Наверное, так оно и есть, а это, видать, более легкий хлеб, чем крестьянствование. Да только надо, чтоб душа лежала к такому ремеслу, а вот ему, Гавриле, посули хоть златые горы, он бы никогда в парикмахеры не пошел. Потому, наверное, и относятся к жидам с подозрением, что за каждой их профессией, явной и открытой, таится что-то другое, нехорошее и стыдное, что заставляет их держаться друг за дружку, стоять особняком, таиться и не пускать в свой тесный мирок людей чужих, никому не доверять и всех опасаться.
Поэтому-то старый Гольдман и кривляется сейчас, но сквозь шутовство его проглядывает страх: а ну как Гаврила возьмет да и скажет военному, что над ним вытворяет парикмахер, а военный… он же сразу Гольдмана и арестует.
И Гаврила усмехнулся в бороду и подмигнул Гольдману, чтобы тот не опасался, — и страх из глаз парикмахера улетучился, а чумазая мордаха в дверной щели, заметив подмигивание Гаврилы, засияла доверчивой улыбкой, будто признав в Гавриле своего человека.
Но вот Гольдман протер голову военного серым от грязи полотенцем, смоченным в горячей воде, которую принесла в большом медном тазу смазливая девчушка лет пятнадцати, военный скосил на девчушку глаза, а она, видать, уже привычная к таким откровенным взглядам, только повела черной бровью и вышла, по-взрослому покачивая еще не вполне оформившимися бедрами.

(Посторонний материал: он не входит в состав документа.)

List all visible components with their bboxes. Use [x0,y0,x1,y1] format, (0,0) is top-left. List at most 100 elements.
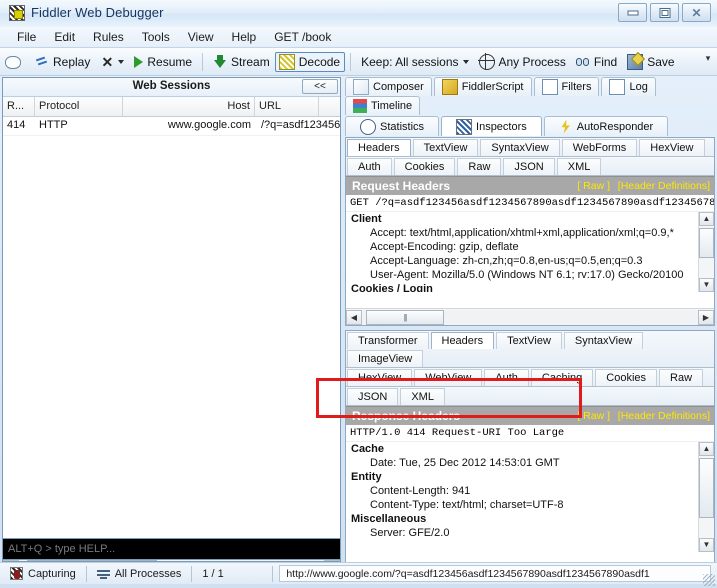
remove-button[interactable]: ✕ [95,53,129,71]
request-group-client[interactable]: Client [346,212,714,226]
request-tab-json[interactable]: JSON [503,158,554,175]
capturing-status[interactable]: Capturing [0,564,86,584]
decode-button[interactable]: Decode [275,52,345,72]
response-tab-json[interactable]: JSON [347,388,398,405]
toolbar-overflow-button[interactable]: ▾ [703,55,713,61]
scroll-thumb[interactable] [366,310,444,325]
processes-icon [97,568,110,579]
response-group-cache[interactable]: Cache [346,442,714,456]
request-tab-syntaxview[interactable]: SyntaxView [480,139,559,156]
minimize-button[interactable] [618,3,647,22]
response-group-entity[interactable]: Entity [346,470,714,484]
scroll-up-icon[interactable]: ▲ [699,212,714,226]
chevron-down-icon[interactable] [463,60,469,64]
find-button[interactable]: Find [571,53,622,71]
resume-button[interactable]: Resume [129,53,197,71]
response-tab-imageview[interactable]: ImageView [347,350,423,367]
request-tab-raw[interactable]: Raw [457,158,501,175]
menu-item-rules[interactable]: Rules [84,28,133,46]
request-line: GET /?q=asdf123456asdf1234567890asdf1234… [346,195,714,212]
save-button[interactable]: Save [622,52,679,72]
tab-filters[interactable]: Filters [534,77,600,96]
web-sessions-header: Web Sessions << [3,78,340,97]
request-vertical-scrollbar[interactable]: ▲ ▼ [698,212,714,292]
request-tab-textview[interactable]: TextView [413,139,479,156]
tab-composer[interactable]: Composer [345,77,432,96]
sessions-grid-body[interactable]: 414 HTTP www.google.com /?q=asdf123456as… [3,117,340,521]
menu-item-tools[interactable]: Tools [133,28,179,46]
scroll-down-icon[interactable]: ▼ [699,538,714,552]
comment-button[interactable] [0,52,30,71]
scroll-thumb[interactable] [699,228,714,258]
save-icon [627,54,643,70]
request-tab-headers[interactable]: Headers [347,139,411,156]
response-tab-xml[interactable]: XML [400,388,445,405]
response-header-definitions-link[interactable]: [Header Definitions] [618,410,710,422]
response-tab-caching[interactable]: Caching [531,369,593,386]
scroll-right-icon[interactable]: ▶ [698,310,714,325]
tab-log[interactable]: Log [601,77,655,96]
request-raw-link[interactable]: [ Raw ] [577,180,610,192]
request-header-definitions-link[interactable]: [Header Definitions] [618,180,710,192]
maximize-button[interactable] [650,3,679,22]
scroll-track[interactable] [362,310,698,325]
session-count: 1 / 1 [192,564,272,584]
tab-statistics[interactable]: Statistics [345,116,439,136]
any-process-button[interactable]: Any Process [474,52,571,72]
column-header-result[interactable]: R... [3,97,35,116]
request-group-cookies-login[interactable]: Cookies / Login [346,282,714,292]
response-tab-textview[interactable]: TextView [496,332,562,349]
response-tab-webview[interactable]: WebView [414,369,482,386]
request-horizontal-scrollbar[interactable]: ◀ ▶ [346,308,714,325]
response-tab-headers[interactable]: Headers [431,332,495,349]
request-header-accept-encoding: Accept-Encoding: gzip, deflate [346,240,714,254]
quickexec-input[interactable]: ALT+Q > type HELP... [2,538,341,560]
scroll-thumb[interactable] [699,458,714,518]
tab-fiddlerscript[interactable]: FiddlerScript [434,77,532,96]
request-tab-auth[interactable]: Auth [347,158,392,175]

Военный расплатился, надел шинель и вышел, скрипя начищенными сапогами, и старого Гольдмана будто прорвало:
— Ах, боже ж ты мой! Ах, боже ж ты мой! — вскрикивал он, семеня по комнатке с мокрым полотенцем в руке, которым только что протирал голову военного, касаясь им то одного предмета скудной обстановки, то другого. Казалось, что комнатенка должна вот-вот засиять небывалым светом и только потому, что в нее, подслеповатую и неряшливую, пришел такой важный гость, как Гаврила Мануйлович, мельник из деревни Лужи.
Закончив манипуляции с полотенцем, Гольдман кинулся к Гавриле, помог ему разоблачиться, повесил на гвоздь Гаврилины кожух и картуз, проводил в кресло, поддерживая бережно под локоть.
— Ах, боже ж ты мой! Какой уже гость к нам пожаловали! — ворковал Гольдман, суетясь вокруг Гаврилы. — Гаврила Васильевич, благодетель вы наш! Никак подстричься надумали! Ах, как это уже хорошо! Ах, как это распрекрасно! Я сейчас вам новую простыночку приготовлю… совсем уже новенькую, не пользованную! И полотенчико, вчера только стиранное!.. Роза! Роза, детка, принеси уже для Гаврилы Васильевича новенькую простыночку и стиранное полотенчико! Пошевеливайся, Роза! У нас такой дорогой гость, боже ж ты мой, такой гость! Вот Моня бы обрадовался, вот уж обрадовался, так обрадовался, увидев своего благодетеля! Уже он нам рассказывал про вас, Гаврила Васильевич, и все уже самое хорошее, самыми добрыми словами! Век об вашей милости помнить будем, что приютили уже бедного еврея, не побрезговали… не то что другие… и деткам нашим, и внукам…
— А что, Мони нет дома? — спросил Гаврила, испытывая неловкость и от речей старого Гольдмана, и от шаткости и ненадежности скрипучего кресла.
— Ах, боже ж ты мой! — еще больше обрадовался Гольдман, услыхав голос Гаврилы, будто это для него явилось полной неожиданностью. — Да разве ж я сам его вижу! Вы таки спросите уже у моей жены, у моей Сары, часто ей приходится видеть, как ее сын ест в нашем доме нашу еврейскую мацу? О-о! Они здесь собираются иногда и все уже спорят, все спорят! Бож-же ж ты мой! О чем могут спорить уже такие молодые люди? Вы знаете, о чем они уже таки спорят? Если я вам сейчас скажу, вы уже не поверите и назовете меня последним брехуном в наших Валуевичах…
Старый Гольдман выдержал паузу, склонив набок голову, и Гаврила, наблюдая за ним в зеркало, заметил, что Монька — копия своего отца и в старости будет точно таким же.